Als Tiger gesprungen – wie ein Bettvorleger gelandet.

Erneut ist die Commerzbank beim Versuch, Millionenboni für Ex-Dresdner-Kleinwort-Banker einzubehalten, gescheitert.

Wie britische Medien am Wochenende berichteten hat der High Court in London die Commerzbank dazu verdonnert, vier Ex-Mitgliedern des “Executive Commitee” – Stefan Guetter, Efstratios Hatzistefanis, Areski Iberrakene and Kaveh Taleghani – vertraglich zugesagte Gehälter und Boni von insgesamt rund 12 Mio. Euro zu zahlen.

Die Commerzbank wollte die Ex-Topbanker für die Milliardenverluste heranziehen, die die Dresdner-Bank-Tochter im Zuge der Finanzkrise “erwirtschaftet” hat, berichtete der Sunday Telegraph.

Davon zeigte sich der Richter aber gänzlich unbeeindruckt. “Dass die Öffentlichkeit über die hohen Boni für Investmentbanker besorgt ist, kann kein Grund sein, ein Verfahren zuzulassen, dass keine Verteidigung habe”, urteilte der Jurist britisch verklausuliert.

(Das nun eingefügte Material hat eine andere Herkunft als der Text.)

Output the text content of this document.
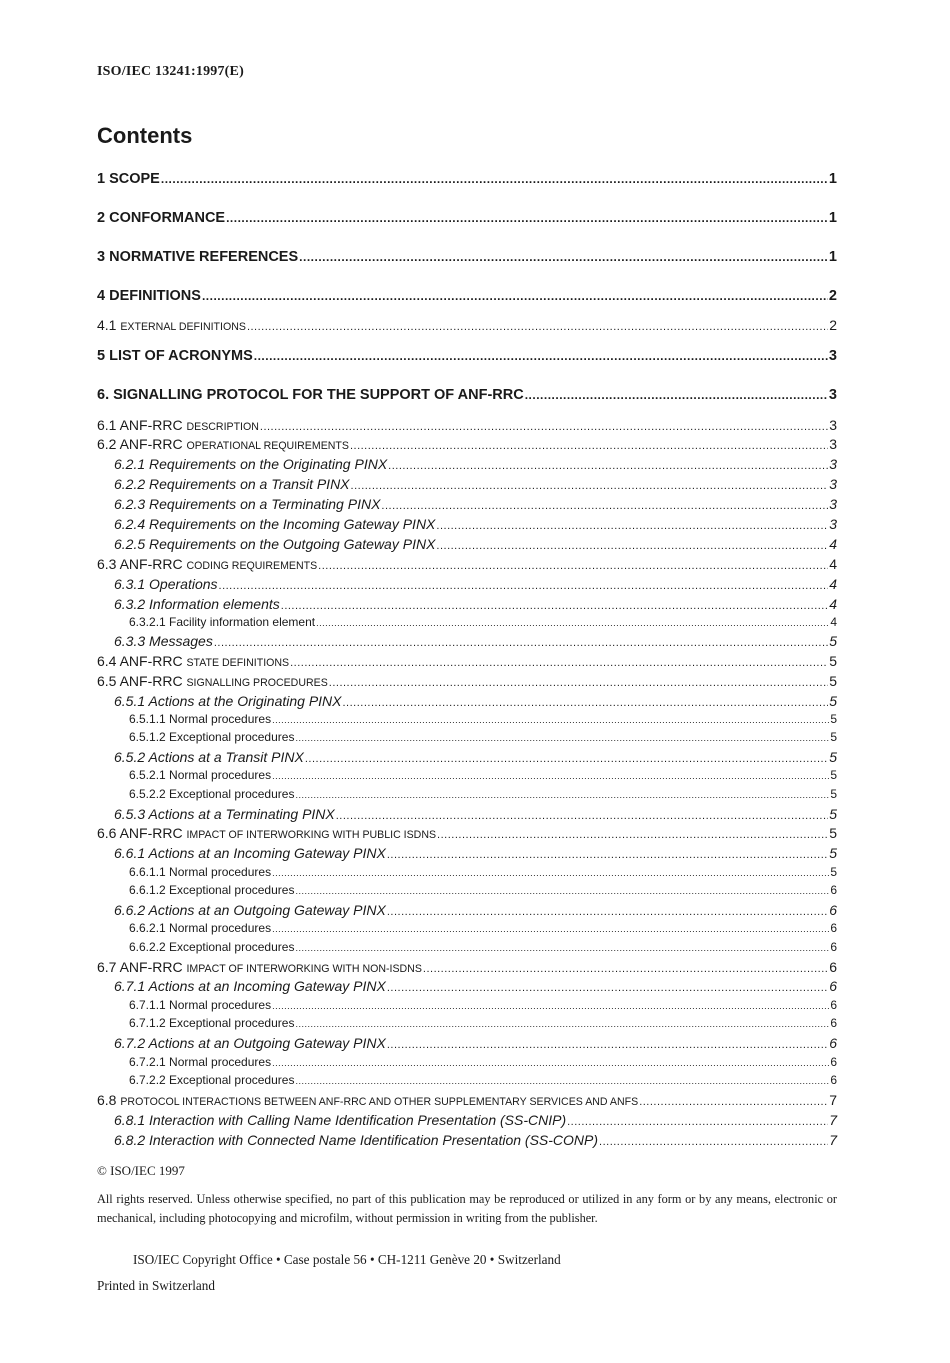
ISO/IEC 13241:1997(E)
Contents
1 SCOPE .....	1
2 CONFORMANCE .....	1
3 NORMATIVE REFERENCES .....	1
4 DEFINITIONS .....	2
4.1 EXTERNAL DEFINITIONS .....	2
5 LIST OF ACRONYMS .....	3
6. SIGNALLING PROTOCOL FOR THE SUPPORT OF ANF-RRC .....	3
6.1 ANF-RRC DESCRIPTION .....	3
6.2 ANF-RRC OPERATIONAL REQUIREMENTS .....	3
6.2.1 Requirements on the Originating PINX .....	3
6.2.2 Requirements on a Transit PINX .....	3
6.2.3 Requirements on a Terminating PINX .....	3
6.2.4 Requirements on the Incoming Gateway PINX .....	3
6.2.5 Requirements on the Outgoing Gateway PINX .....	4
6.3 ANF-RRC CODING REQUIREMENTS .....	4
6.3.1 Operations .....	4
6.3.2 Information elements .....	4
6.3.2.1 Facility information element .....	4
6.3.3 Messages .....	5
6.4 ANF-RRC STATE DEFINITIONS .....	5
6.5 ANF-RRC SIGNALLING PROCEDURES .....	5
6.5.1 Actions at the Originating PINX .....	5
6.5.1.1 Normal procedures .....	5
6.5.1.2 Exceptional procedures .....	5
6.5.2 Actions at a Transit PINX .....	5
6.5.2.1 Normal procedures .....	5
6.5.2.2 Exceptional procedures .....	5
6.5.3 Actions at a Terminating PINX .....	5
6.6 ANF-RRC IMPACT OF INTERWORKING WITH PUBLIC ISDNS .....	5
6.6.1 Actions at an Incoming Gateway PINX .....	5
6.6.1.1 Normal procedures .....	5
6.6.1.2 Exceptional procedures .....	6
6.6.2 Actions at an Outgoing Gateway PINX .....	6
6.6.2.1 Normal procedures .....	6
6.6.2.2 Exceptional procedures .....	6
6.7 ANF-RRC IMPACT OF INTERWORKING WITH NON-ISDNS .....	6
6.7.1 Actions at an Incoming Gateway PINX .....	6
6.7.1.1 Normal procedures .....	6
6.7.1.2 Exceptional procedures .....	6
6.7.2 Actions at an Outgoing Gateway PINX .....	6
6.7.2.1 Normal procedures .....	6
6.7.2.2 Exceptional procedures .....	6
6.8 PROTOCOL INTERACTIONS BETWEEN ANF-RRC AND OTHER SUPPLEMENTARY SERVICES AND ANFS .....	7
6.8.1 Interaction with Calling Name Identification Presentation (SS-CNIP) .....	7
6.8.2 Interaction with Connected Name Identification Presentation (SS-CONP) .....	7
© ISO/IEC 1997
All rights reserved. Unless otherwise specified, no part of this publication may be reproduced or utilized in any form or by any means, electronic or mechanical, including photocopying and microfilm, without permission in writing from the publisher.
ISO/IEC Copyright Office • Case postale 56 • CH-1211 Genève 20 • Switzerland
Printed in Switzerland
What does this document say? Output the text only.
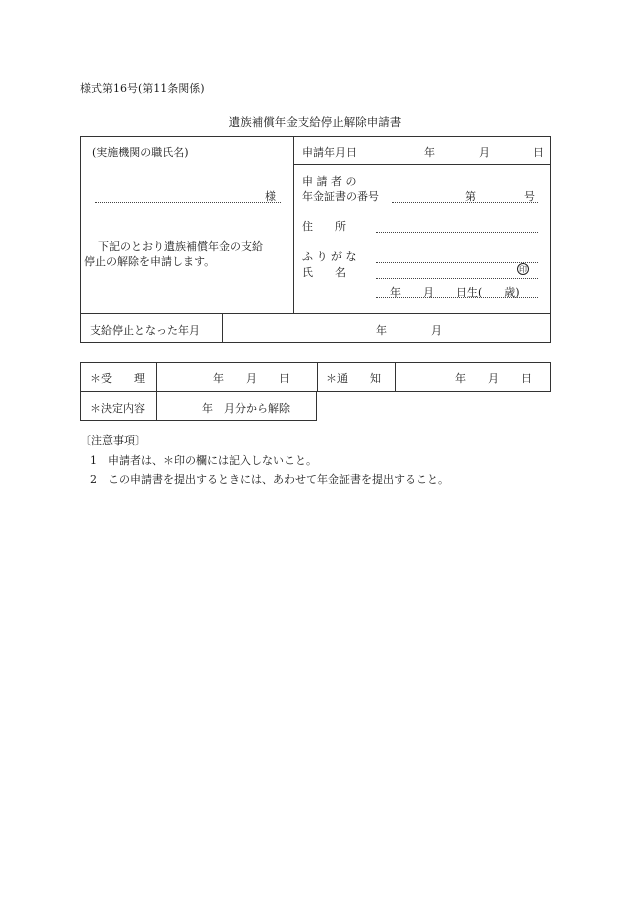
様式第16号(第11条関係)
遺族補償年金支給停止解除申請書
(実施機関の職氏名)
様
下記のとおり遺族補償年金の支給
停止の解除を申請します。
申請年月日	年	月	日
申 請 者 の
年金証書の番号	第	号
住　　所
ふ り が な
氏　　名	印
年　　月　　日生(　　歳)
支給停止となった年月	年　　　　月
＊受　　理	年　　月　　日	＊通　　知	年　　月　　日
＊決定内容	年　月分から解除
〔注意事項〕
1　申請者は、＊印の欄には記入しないこと。
2　この申請書を提出するときには、あわせて年金証書を提出すること。
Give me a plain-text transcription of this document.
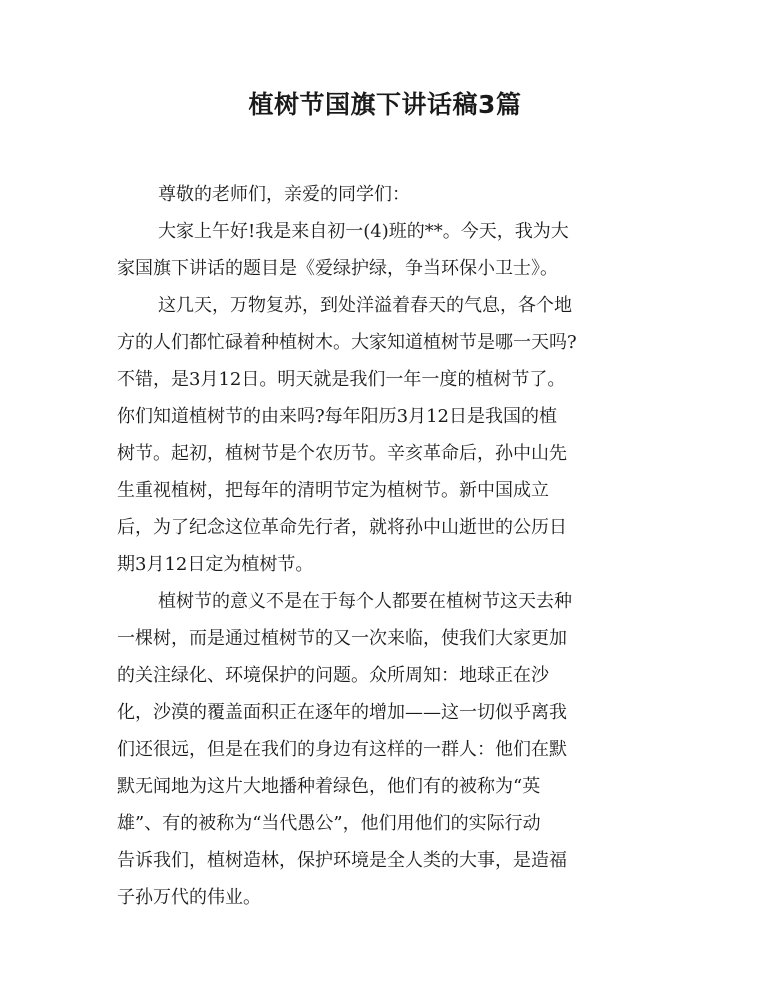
植树节国旗下讲话稿3篇
尊敬的老师们，亲爱的同学们：
大家上午好!我是来自初一(4)班的**。今天，我为大
家国旗下讲话的题目是《爱绿护绿，争当环保小卫士》。
这几天，万物复苏，到处洋溢着春天的气息，各个地
方的人们都忙碌着种植树木。大家知道植树节是哪一天吗?
不错，是3月12日。明天就是我们一年一度的植树节了。
你们知道植树节的由来吗?每年阳历3月12日是我国的植
树节。起初，植树节是个农历节。辛亥革命后，孙中山先
生重视植树，把每年的清明节定为植树节。新中国成立
后，为了纪念这位革命先行者，就将孙中山逝世的公历日
期3月12日定为植树节。
植树节的意义不是在于每个人都要在植树节这天去种
一棵树，而是通过植树节的又一次来临，使我们大家更加
的关注绿化、环境保护的问题。众所周知：地球正在沙
化，沙漠的覆盖面积正在逐年的增加——这一切似乎离我
们还很远，但是在我们的身边有这样的一群人：他们在默
默无闻地为这片大地播种着绿色，他们有的被称为“英
雄”、有的被称为“当代愚公”，他们用他们的实际行动
告诉我们，植树造林，保护环境是全人类的大事，是造福
子孙万代的伟业。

Soll wohl heißen: Wenn die Commerzbank so blöd war, Spitzenbankern Millionenboni zu garantieren, damit sie im Zuge der Finanzkrise nicht zu einer anderen Bank wechseln, dann kann sie nicht hinterher, nur weil es der Bank schlecht geht, die Kohle zurückhalten.

Ach ja: Guetter, der ehemalige Head of Global Distribution bekam einen Bonus von 3,25 Mio. Euro zugesprochen, Iberrakene 2,5 Mio. Euro und die anderen beiden je 1,3 Mio. Euro.

Was meinen Sie? Hat die Commerzbank zu hoch gepokert? Oder hat die Bank einfach Pech gehabt, dass sie an den falschen Richter geraten ist?